Vendo de outra forma, é certo que não detenho direitos exclusivos sobre o absolutismo das minhas verdades. Algumas pessoas que por minha vida passaram e de mim afastaram-se ou foram afastadas talvez pensem que fui, sim, o único, ou que, por ser o maior culpado, “mereça” carregar tais fardos sozinho. Mas esse é um tipo de mérito que não vale a pena discutir se não houver abertura e paciência para debates; muito menos um a que se possa atribuir uma medalha de honra. E, dessa forma, fica o dito pelo não dito e sempre um lado sai mais fortalecido que outro. Realidade praticamente inevitável. Como já disse, assumir a autoria ou coautoria de uma morte não é, de modo algum, algo fácil.

 

Também dói a morte do que poderia ter sido, ou seja, fracassar ou assistir ao fracasso de algo que sequer foi tentado.
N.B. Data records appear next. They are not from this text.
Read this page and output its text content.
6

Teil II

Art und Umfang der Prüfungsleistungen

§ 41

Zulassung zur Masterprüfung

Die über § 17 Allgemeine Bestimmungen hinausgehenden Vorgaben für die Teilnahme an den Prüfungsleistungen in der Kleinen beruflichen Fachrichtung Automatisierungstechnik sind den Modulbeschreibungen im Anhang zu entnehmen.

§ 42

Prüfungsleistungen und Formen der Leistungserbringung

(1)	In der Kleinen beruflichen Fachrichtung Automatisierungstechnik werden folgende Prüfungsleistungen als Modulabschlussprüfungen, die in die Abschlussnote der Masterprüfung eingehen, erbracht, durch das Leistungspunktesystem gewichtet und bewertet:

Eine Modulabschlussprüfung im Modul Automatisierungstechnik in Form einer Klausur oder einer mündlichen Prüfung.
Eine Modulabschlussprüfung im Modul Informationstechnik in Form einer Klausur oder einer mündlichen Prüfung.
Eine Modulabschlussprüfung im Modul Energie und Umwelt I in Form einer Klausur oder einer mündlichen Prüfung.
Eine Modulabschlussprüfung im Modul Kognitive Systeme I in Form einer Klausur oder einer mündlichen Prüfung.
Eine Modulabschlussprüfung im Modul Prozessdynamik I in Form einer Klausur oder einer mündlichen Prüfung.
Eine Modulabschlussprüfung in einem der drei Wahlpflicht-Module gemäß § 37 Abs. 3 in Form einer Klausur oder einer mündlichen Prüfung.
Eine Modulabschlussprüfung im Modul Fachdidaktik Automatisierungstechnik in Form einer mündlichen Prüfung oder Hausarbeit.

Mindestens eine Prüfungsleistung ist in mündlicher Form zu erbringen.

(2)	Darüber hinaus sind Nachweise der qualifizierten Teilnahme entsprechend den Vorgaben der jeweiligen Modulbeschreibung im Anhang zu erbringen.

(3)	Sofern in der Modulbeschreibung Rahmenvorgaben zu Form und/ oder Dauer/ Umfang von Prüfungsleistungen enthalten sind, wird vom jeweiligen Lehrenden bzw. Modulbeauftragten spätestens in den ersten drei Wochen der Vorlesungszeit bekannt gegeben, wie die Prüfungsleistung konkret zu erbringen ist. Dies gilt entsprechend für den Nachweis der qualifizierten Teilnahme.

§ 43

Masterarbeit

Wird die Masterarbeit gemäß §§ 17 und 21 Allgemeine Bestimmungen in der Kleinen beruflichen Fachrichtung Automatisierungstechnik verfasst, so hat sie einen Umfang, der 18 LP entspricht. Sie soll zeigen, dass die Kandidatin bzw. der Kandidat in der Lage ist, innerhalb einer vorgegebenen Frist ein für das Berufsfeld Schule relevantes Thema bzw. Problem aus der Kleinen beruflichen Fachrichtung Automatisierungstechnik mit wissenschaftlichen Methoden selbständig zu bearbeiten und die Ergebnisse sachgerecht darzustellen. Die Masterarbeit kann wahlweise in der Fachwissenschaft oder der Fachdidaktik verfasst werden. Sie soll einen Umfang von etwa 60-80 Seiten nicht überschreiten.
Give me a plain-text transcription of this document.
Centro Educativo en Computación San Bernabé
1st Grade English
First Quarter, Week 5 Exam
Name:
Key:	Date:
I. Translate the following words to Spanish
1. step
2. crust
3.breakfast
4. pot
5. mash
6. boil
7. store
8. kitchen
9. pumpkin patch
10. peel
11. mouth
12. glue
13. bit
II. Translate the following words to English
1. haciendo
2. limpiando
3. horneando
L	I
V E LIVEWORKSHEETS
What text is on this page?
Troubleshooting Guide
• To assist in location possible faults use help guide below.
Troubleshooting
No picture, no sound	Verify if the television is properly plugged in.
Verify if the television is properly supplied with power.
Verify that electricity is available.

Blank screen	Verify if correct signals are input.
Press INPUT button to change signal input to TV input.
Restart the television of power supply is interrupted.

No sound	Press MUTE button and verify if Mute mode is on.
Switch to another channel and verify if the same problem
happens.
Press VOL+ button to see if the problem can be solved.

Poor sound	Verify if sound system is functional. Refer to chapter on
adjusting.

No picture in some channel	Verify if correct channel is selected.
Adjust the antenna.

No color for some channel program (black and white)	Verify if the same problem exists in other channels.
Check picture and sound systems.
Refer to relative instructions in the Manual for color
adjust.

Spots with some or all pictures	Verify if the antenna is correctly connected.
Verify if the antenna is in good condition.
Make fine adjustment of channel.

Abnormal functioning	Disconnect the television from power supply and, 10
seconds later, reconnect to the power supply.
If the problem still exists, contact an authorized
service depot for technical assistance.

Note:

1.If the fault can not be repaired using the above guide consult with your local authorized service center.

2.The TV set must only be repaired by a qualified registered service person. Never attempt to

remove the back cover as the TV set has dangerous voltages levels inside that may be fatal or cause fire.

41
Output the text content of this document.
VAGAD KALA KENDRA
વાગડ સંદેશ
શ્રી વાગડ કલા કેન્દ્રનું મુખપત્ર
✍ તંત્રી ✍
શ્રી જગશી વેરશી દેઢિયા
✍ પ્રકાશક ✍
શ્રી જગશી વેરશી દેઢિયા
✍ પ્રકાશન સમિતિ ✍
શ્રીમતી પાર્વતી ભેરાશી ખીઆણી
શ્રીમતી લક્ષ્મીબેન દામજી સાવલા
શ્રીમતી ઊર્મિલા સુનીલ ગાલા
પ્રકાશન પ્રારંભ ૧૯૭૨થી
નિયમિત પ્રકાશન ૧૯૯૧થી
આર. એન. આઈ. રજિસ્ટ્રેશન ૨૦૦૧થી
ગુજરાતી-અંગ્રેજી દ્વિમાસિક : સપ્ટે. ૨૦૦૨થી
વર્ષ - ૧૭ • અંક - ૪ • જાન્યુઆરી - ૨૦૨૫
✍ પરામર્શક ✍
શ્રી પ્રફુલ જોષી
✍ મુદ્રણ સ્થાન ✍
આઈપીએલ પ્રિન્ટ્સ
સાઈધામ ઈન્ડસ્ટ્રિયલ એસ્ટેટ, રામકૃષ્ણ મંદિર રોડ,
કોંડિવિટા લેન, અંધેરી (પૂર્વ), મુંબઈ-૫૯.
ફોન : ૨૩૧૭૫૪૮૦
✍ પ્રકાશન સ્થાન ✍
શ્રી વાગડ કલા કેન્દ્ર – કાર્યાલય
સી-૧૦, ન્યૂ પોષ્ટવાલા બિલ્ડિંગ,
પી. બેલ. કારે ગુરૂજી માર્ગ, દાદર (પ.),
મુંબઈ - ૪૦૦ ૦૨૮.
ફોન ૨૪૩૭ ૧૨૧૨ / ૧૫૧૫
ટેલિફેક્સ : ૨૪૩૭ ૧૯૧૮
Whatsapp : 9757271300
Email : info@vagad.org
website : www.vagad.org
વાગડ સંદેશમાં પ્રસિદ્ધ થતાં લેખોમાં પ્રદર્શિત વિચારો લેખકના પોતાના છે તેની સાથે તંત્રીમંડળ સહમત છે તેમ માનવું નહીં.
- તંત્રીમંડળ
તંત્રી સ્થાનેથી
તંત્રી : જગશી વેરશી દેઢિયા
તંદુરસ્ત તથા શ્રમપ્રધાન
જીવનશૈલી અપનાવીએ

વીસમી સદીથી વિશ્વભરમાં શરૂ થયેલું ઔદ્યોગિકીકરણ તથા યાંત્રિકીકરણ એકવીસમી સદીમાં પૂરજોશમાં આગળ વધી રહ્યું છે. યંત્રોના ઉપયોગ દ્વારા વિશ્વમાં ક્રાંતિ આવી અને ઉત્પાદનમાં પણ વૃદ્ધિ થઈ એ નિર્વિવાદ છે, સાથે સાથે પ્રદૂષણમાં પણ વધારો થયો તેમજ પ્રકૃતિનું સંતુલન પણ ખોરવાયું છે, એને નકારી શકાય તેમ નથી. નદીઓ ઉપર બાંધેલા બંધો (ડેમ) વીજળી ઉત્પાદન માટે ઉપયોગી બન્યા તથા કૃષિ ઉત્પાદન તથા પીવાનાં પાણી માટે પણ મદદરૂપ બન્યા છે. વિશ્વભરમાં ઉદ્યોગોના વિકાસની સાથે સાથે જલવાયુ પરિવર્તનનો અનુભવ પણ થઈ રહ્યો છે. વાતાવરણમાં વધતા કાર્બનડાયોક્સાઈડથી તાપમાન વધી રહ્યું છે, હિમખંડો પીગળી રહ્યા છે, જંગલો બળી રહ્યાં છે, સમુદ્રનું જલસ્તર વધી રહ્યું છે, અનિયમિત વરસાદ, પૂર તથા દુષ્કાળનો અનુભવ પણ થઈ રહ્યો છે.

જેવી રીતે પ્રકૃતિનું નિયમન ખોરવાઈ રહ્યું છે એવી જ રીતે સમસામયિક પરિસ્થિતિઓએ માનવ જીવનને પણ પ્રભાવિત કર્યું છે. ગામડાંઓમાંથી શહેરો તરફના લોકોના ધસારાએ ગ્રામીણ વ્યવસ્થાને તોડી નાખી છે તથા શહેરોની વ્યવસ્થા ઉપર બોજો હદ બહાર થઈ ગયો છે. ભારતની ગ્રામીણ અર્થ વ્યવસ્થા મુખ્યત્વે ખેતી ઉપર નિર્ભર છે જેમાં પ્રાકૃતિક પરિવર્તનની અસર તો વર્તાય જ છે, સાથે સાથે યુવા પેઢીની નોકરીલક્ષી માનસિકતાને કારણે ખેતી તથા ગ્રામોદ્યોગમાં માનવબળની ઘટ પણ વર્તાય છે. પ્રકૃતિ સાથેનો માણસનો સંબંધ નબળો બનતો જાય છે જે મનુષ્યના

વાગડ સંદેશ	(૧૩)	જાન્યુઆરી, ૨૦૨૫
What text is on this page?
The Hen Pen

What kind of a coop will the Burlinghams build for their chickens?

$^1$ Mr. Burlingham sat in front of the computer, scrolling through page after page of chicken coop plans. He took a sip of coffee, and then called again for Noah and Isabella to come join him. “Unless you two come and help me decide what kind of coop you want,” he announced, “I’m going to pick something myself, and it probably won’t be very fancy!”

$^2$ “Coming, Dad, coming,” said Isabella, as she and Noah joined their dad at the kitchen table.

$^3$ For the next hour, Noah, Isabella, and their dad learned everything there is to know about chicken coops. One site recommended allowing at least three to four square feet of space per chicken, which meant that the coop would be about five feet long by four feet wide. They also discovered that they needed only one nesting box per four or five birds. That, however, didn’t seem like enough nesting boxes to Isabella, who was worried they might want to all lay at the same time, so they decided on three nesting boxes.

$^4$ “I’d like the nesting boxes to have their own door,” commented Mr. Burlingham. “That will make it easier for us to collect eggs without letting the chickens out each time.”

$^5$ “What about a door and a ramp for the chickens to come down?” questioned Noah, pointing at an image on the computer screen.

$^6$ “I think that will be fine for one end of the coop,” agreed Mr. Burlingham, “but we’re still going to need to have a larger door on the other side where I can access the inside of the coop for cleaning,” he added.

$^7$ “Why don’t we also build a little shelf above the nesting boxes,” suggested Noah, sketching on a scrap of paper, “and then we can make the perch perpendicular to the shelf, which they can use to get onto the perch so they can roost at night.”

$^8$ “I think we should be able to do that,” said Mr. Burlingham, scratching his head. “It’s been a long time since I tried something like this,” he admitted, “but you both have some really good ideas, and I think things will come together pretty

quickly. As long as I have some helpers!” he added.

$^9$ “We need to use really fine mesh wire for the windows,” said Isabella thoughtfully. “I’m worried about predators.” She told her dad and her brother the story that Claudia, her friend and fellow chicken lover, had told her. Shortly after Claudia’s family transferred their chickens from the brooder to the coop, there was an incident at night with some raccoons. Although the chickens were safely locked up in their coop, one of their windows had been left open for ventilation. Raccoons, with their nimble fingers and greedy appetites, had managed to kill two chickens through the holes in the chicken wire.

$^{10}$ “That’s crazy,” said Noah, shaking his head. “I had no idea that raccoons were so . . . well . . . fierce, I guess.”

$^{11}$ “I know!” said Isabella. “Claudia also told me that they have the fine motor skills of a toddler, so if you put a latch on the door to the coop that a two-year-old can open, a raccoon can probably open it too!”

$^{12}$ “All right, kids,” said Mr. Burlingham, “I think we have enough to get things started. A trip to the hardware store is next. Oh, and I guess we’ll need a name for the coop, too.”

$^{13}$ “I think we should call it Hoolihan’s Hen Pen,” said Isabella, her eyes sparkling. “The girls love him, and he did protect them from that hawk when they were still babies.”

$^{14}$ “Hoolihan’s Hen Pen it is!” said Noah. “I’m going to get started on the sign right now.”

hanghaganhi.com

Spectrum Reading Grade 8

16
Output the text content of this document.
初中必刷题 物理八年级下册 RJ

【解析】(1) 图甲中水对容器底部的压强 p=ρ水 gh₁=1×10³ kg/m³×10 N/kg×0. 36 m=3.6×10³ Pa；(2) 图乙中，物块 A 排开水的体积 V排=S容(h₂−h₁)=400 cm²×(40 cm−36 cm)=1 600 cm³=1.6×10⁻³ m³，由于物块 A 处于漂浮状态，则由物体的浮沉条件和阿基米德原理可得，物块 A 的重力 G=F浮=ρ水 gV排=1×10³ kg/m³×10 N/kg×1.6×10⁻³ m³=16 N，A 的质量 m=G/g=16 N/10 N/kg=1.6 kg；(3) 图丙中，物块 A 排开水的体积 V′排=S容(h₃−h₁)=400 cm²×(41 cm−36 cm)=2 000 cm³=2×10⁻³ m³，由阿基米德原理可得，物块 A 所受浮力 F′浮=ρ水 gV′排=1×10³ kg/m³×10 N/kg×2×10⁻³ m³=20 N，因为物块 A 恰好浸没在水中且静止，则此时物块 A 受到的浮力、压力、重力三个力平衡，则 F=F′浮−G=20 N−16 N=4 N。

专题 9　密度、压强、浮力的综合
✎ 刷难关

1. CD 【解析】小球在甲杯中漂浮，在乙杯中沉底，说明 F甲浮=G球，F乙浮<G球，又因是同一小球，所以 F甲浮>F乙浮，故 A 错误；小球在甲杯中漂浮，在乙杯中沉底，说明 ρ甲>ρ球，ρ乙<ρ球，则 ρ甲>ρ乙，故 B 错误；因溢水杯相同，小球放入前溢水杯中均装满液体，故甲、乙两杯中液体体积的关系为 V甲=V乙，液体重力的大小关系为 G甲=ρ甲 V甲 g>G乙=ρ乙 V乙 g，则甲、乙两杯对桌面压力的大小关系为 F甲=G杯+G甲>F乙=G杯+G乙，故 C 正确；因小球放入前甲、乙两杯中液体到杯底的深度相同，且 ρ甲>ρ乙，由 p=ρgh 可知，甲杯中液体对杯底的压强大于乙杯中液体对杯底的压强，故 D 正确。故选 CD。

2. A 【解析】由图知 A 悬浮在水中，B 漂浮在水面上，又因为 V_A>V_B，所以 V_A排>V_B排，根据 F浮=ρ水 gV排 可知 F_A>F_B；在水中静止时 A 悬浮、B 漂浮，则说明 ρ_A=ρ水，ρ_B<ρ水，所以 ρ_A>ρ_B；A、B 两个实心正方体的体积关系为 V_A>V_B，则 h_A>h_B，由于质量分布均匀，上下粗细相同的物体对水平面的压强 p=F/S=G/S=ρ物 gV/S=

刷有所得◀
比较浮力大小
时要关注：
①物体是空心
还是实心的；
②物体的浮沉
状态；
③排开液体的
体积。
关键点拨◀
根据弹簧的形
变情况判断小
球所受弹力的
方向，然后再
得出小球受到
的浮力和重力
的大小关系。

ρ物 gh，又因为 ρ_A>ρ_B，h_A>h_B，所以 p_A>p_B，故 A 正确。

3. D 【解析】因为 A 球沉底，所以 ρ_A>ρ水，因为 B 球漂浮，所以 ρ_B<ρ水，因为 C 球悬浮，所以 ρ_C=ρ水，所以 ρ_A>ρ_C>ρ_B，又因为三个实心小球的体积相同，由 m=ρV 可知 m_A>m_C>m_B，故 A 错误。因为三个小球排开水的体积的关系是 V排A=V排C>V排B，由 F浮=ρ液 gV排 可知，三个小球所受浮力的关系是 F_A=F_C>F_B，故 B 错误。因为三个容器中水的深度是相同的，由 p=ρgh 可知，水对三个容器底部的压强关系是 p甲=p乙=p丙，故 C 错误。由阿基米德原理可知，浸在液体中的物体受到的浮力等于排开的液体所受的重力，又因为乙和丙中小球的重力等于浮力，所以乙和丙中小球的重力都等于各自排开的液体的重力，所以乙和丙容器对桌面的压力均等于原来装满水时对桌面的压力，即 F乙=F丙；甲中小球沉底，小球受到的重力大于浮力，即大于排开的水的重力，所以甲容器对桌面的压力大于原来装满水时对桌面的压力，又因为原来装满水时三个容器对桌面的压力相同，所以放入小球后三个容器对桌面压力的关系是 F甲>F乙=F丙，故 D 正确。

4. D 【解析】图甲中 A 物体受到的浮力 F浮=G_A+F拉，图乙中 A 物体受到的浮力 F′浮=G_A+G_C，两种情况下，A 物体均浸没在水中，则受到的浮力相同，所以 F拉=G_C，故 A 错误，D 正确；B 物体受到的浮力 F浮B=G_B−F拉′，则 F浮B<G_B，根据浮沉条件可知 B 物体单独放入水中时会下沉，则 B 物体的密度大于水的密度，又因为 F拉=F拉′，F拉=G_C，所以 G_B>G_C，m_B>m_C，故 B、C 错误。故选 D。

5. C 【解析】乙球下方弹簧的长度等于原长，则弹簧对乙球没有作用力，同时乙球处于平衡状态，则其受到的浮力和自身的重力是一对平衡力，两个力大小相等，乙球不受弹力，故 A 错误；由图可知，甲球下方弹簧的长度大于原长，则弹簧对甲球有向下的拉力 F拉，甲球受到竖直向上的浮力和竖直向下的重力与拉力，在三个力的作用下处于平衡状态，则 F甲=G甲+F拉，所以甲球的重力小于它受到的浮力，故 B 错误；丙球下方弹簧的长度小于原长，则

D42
Em qualquer campo da vida. Muitas vezes, somos levados a desistir antes de começar por receio de perder tempo, por medo de repetição de insucessos, por covardia mesmo, enfim… há várias razões. E esse tipo de morte, para os que adoram perguntar-se “E se…?” é das mais angustiantes. Porque sem respostas. Porque sem chance de retorno, pelo menos, do mesmo instante decisivo. É por isso que normalmente arrisco. Não consigo ver o fracasso como algo pior que a dúvida. E embora nossa essência humana e naturalmente falha quase sempre conduza a ele, prefiro pontos finais aos de interrogação.  Até porque pelo meio do processo há reticências bem interessantes…

 

Enfim, deixo estas reflexões no dia de Finados para que possamos nos imaginar mais vivos, por mais incrível e antagônico que pareça. Preste respeito e luto a seus mortos: pessoas, sentimentos, fracassos. Mas lembre-se de que não podemos desistir da vida. O pior suicídio é o dos ideais, o da vontade de ressurgir, ainda que lenta, dolorosa e solitariamente, graças, por vezes, à incompreensão alheia de que a superação sempre é melhor quando compartilhada. Assim, depois de estarem mais animados e dispostos a revitalizarem seus dias (e perdoem-me o trocadilho infame a seguir, não seria eu, se não fizesse “ao menos” um, nem que no fim – ops – do texto), descansem em paz.